On-site and inter-site Hubbard corrections in magnetic monolayers: The case of FePS$_3$ and CrI$_3$

TL;DR

This study evaluates the effectiveness of on-site and inter-site Hubbard corrections in 2D magnetic monolayers, specifically FePS3 and CrI3, revealing their impact on electronic, structural, and vibrational properties and proposing spin-resolved Hubbard parameters for improved accuracy.

Contribution

It introduces a first-principles approach to compute Hubbard parameters in 2D magnetic materials and demonstrates the importance of spin-resolved Hubbard U for accurate electronic structure predictions.

Findings

Hubbard corrections are essential for accurately modeling FePS3's insulating state.

Applying Hubbard U to CrI3 without modifications can worsen results.

Spin-resolved Hubbard U improves agreement with experimental electronic band structures.

Abstract

Hubbard-corrected density-functional theory has proven to be successful in addressing self-interaction errors in 3D magnetic materials. However, the effectiveness of this approach for 2D magnetic materials has not been extensively explored. Here, we use PBEsol+$\textit{U}$ and its extensions PBEsol+$\textit{U}$+$\textit{V}$ to investigate the electronic, structural, and vibrational properties of 2D antiferromagnetic FePS$_3$ and ferromagnetic CrI$_3$, and compare the monolayers with their bulk counterparts. Hubbard parameters (on-site $\textit{U}$ and inter-site $\textit{V}$) are computed self-consistently using density-functional perturbation theory, thus avoiding any empirical assumptions.
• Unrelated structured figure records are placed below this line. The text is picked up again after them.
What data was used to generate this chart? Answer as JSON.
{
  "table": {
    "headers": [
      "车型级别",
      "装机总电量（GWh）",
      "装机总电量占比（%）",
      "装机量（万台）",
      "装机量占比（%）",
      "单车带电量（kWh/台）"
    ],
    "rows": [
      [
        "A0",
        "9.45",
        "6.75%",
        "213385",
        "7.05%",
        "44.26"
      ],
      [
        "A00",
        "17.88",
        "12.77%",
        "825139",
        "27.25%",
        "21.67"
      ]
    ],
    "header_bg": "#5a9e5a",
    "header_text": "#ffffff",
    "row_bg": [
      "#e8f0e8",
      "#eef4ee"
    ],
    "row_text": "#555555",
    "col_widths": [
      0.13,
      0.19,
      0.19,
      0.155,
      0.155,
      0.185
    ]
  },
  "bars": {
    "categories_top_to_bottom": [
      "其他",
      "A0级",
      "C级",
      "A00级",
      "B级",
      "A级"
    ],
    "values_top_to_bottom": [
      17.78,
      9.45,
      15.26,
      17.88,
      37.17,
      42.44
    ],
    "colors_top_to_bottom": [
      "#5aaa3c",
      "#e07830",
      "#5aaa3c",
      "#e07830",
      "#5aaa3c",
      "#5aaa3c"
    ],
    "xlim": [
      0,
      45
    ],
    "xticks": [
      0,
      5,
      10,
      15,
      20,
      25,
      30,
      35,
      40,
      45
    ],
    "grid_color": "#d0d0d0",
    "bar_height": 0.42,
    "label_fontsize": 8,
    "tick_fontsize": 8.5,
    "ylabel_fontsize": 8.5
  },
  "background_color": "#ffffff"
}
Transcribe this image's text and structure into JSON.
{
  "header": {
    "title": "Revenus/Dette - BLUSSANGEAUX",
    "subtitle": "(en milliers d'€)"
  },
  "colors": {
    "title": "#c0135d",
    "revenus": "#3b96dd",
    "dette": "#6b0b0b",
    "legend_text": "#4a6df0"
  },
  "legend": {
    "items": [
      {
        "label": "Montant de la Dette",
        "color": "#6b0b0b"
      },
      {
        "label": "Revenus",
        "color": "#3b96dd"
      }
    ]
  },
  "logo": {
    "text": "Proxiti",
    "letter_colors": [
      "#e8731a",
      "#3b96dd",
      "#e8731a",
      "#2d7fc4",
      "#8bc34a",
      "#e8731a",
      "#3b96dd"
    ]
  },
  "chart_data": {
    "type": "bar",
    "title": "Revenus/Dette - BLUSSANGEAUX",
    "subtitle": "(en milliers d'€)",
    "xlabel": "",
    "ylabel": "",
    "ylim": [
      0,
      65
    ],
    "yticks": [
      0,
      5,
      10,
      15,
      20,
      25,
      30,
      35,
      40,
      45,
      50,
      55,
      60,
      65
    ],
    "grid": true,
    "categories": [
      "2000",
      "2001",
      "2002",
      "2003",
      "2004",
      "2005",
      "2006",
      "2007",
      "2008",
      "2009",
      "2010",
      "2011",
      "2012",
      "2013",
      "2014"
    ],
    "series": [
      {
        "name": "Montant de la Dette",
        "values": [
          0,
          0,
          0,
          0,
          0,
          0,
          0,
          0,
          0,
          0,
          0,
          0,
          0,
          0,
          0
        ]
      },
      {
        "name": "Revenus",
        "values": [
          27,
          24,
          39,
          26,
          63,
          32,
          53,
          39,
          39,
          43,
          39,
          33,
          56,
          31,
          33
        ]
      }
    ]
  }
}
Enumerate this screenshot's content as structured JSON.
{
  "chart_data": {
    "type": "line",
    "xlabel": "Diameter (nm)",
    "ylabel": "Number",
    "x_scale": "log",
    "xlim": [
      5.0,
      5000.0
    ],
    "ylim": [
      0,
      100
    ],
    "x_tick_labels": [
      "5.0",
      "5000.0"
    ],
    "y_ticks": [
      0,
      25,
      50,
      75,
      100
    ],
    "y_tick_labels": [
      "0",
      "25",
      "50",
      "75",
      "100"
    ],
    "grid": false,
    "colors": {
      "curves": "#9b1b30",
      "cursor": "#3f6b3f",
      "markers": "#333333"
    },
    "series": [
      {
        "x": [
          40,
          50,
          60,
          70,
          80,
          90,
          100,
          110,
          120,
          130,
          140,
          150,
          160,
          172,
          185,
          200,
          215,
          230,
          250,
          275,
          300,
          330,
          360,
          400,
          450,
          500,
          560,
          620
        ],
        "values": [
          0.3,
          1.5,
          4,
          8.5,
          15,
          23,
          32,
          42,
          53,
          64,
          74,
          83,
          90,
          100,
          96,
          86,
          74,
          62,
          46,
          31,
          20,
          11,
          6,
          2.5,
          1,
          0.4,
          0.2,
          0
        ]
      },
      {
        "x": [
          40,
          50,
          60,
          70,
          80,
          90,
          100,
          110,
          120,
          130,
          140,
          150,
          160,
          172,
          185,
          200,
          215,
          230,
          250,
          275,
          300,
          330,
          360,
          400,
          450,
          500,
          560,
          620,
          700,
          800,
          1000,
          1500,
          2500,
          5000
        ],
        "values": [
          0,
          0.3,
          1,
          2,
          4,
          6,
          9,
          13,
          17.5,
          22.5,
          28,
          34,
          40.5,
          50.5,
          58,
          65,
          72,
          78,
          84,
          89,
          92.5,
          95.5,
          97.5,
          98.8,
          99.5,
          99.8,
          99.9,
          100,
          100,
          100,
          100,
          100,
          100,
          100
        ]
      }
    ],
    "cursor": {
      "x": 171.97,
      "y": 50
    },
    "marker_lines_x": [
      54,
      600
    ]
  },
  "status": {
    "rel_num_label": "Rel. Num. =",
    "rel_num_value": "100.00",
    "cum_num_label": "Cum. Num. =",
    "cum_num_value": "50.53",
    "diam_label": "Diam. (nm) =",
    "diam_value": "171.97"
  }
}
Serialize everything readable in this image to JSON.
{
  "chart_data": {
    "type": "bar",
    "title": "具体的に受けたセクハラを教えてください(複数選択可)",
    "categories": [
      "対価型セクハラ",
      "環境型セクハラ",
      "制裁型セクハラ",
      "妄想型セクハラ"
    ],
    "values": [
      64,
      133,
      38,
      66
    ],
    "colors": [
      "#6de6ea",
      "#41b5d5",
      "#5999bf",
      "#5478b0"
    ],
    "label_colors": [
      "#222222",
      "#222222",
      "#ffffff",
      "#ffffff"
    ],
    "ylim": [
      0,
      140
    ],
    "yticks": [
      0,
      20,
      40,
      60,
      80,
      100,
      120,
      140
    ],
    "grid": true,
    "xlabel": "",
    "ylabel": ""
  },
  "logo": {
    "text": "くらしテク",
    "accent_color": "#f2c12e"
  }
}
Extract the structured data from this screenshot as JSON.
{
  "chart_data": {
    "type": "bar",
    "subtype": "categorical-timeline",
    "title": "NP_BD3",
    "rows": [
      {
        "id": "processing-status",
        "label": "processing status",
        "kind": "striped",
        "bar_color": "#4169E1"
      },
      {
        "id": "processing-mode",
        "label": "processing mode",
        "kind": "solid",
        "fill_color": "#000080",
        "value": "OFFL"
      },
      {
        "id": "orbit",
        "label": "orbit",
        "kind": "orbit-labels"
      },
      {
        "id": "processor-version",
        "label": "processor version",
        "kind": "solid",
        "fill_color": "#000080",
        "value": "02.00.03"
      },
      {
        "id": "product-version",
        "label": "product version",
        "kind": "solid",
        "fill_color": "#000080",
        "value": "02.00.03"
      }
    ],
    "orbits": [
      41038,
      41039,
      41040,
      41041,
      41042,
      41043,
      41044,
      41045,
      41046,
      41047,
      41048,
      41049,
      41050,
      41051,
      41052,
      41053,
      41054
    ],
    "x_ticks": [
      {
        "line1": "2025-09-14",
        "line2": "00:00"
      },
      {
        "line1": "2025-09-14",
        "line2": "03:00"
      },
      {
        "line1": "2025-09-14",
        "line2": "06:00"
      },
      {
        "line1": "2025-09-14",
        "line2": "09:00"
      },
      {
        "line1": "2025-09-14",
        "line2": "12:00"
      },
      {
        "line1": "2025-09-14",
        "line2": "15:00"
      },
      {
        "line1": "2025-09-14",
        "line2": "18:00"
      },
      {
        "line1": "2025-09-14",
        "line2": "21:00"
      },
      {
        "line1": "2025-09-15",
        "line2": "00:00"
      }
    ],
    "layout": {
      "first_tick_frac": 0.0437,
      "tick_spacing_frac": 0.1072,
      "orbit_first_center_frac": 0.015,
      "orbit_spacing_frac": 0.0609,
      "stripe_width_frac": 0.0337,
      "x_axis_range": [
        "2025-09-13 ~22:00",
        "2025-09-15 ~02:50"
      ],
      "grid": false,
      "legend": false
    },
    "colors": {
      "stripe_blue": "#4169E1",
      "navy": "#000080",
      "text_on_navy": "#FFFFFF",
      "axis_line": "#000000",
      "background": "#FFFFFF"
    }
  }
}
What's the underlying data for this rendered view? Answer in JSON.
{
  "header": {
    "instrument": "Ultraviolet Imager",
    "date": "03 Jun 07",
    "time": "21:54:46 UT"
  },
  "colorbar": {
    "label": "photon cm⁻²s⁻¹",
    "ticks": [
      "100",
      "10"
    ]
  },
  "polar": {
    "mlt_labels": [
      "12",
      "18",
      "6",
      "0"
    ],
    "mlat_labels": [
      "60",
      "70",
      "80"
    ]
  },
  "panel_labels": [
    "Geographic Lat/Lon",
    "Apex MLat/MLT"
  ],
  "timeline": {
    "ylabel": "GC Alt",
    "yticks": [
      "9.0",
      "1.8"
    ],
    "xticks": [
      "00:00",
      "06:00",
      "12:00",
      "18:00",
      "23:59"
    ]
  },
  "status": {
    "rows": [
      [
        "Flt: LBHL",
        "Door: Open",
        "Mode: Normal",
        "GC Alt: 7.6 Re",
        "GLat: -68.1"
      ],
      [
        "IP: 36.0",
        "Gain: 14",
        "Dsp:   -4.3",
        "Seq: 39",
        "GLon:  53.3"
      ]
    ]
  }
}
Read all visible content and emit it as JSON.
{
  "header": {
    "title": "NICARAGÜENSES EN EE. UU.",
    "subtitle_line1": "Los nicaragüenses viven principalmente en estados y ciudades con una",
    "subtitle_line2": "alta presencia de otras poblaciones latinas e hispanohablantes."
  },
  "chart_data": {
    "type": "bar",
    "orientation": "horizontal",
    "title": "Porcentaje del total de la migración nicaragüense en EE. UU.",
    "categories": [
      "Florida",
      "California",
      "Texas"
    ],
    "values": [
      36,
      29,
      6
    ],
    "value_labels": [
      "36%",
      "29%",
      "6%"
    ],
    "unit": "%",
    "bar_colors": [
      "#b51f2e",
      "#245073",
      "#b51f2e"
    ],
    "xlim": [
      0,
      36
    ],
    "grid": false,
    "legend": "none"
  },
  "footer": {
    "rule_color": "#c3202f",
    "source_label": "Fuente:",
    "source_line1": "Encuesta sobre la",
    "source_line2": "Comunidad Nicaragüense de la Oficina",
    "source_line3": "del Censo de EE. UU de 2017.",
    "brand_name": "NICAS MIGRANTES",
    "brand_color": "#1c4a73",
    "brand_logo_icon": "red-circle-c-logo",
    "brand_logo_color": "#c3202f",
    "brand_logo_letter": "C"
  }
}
We show that for FePS$_3$ the Hubbard corrections are crucial in obtaining the experimentally observed insulating state with the correct crystal symmetry, providing also vibrational frequencies in good agreement with Raman experiments. For ferromagnetic CrI$_3$, we discuss how a straightforward application of Hubbard corrections worsens the results and introduces a spurious separation between spin-majority and minority conduction bands. Promoting the Hubbard $\textit{U}$ to be a spin-resolved parameter - that is, applying different (first-principles) values to the spin-up and spin-down manifolds - recovers a more physical picture of the electronic bands and delivers the best comparison with experiments.